The thing about brand is, Apple uses a variety of manufacturers' memory (Samsung, Micron, Hynix, etc), just like our suppliers do. It's more important that the RAM is tested and verified compatible than what its individual brand is. We also sell Kingston, which is good for the people who want the extra security of the name, but I just cant justify to a Mac owner why a Kingston at $209 is worth the extra over our brand at $172 when the peformance, compatibility and warranty are exactly equal between the two.

The trap is in thinking that because there's a Kingston, or Crucial, or Samsung name on the module, that it is automatically compatible. There are thousands of different module part numbers, and only 2 or 3 of them are actually the compatible ones with your Mac. So people are unpleasently surprised when the inexpensive Kingston ValueRAM from BestBigFutureBoxBuyCompSalesShop doesn't work in their Mac, "But it says PC3200 on it!?!?" It was never intended or guaranteed by the manufacturer to work in Macs.


----------



## lindmar (Nov 13, 2003)

OK last question.
If I am to order 1 chip now and run at 1.25 gigs is it going to be worse down the road if I want the second chip or should I just get em both now.


----------



## CanadaRAM (Jul 24, 2005)

Chip designs change over time, so the only 100% way to get a matched pair is to buy them together. Otherwise, you are taking a small-to-medium risk that the pair won't be matched when you buy module 2. 

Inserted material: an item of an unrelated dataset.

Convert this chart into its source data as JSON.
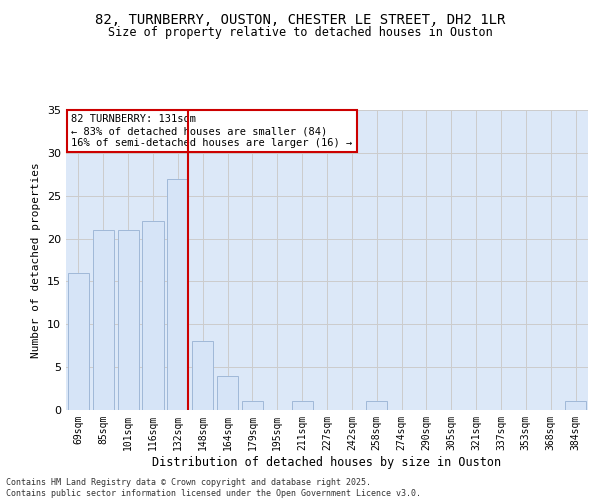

If Apple did a better job of describing what they mean by "Composition" then perhaps youo could be more certain, but no RAM seller is in a poisition to absolutely guarantee matching of two different modules.


----------



## lindmar (Nov 13, 2003)

i see.. so the plot thickens..
do you guys have a deal if someone wants to order 2 1GB chips?


----------



## AdamS (Jun 7, 2005)

lindmar said:


> i see.. so the plot thickens..
> do you guys have a deal if someone wants to order 2 1GB chips?


Good question. I'm interested in picking up 1, possibly 2 1 GB sticks as my MacBook will be here tomorrow (crossing fingers).


----------



## CanadaRAM (Jul 24, 2005)

Rather than getting into quotes and all on the public forums, just PM the vendor or email them and let them know you're from ehMac, and you can get quotes. 

RAM prices change sometimes daily, so it's always a good idea to re-confirm price, availability and any discounts for a volume purchase.


----------



## mac_geek (May 14, 2005)

FWIW, I purchased 2 1GB matched RAM for my iMac G5 last year from CanadaRAM and was very happy with the price and delivery speed. Oh, and yeah - the RAM works great.


----------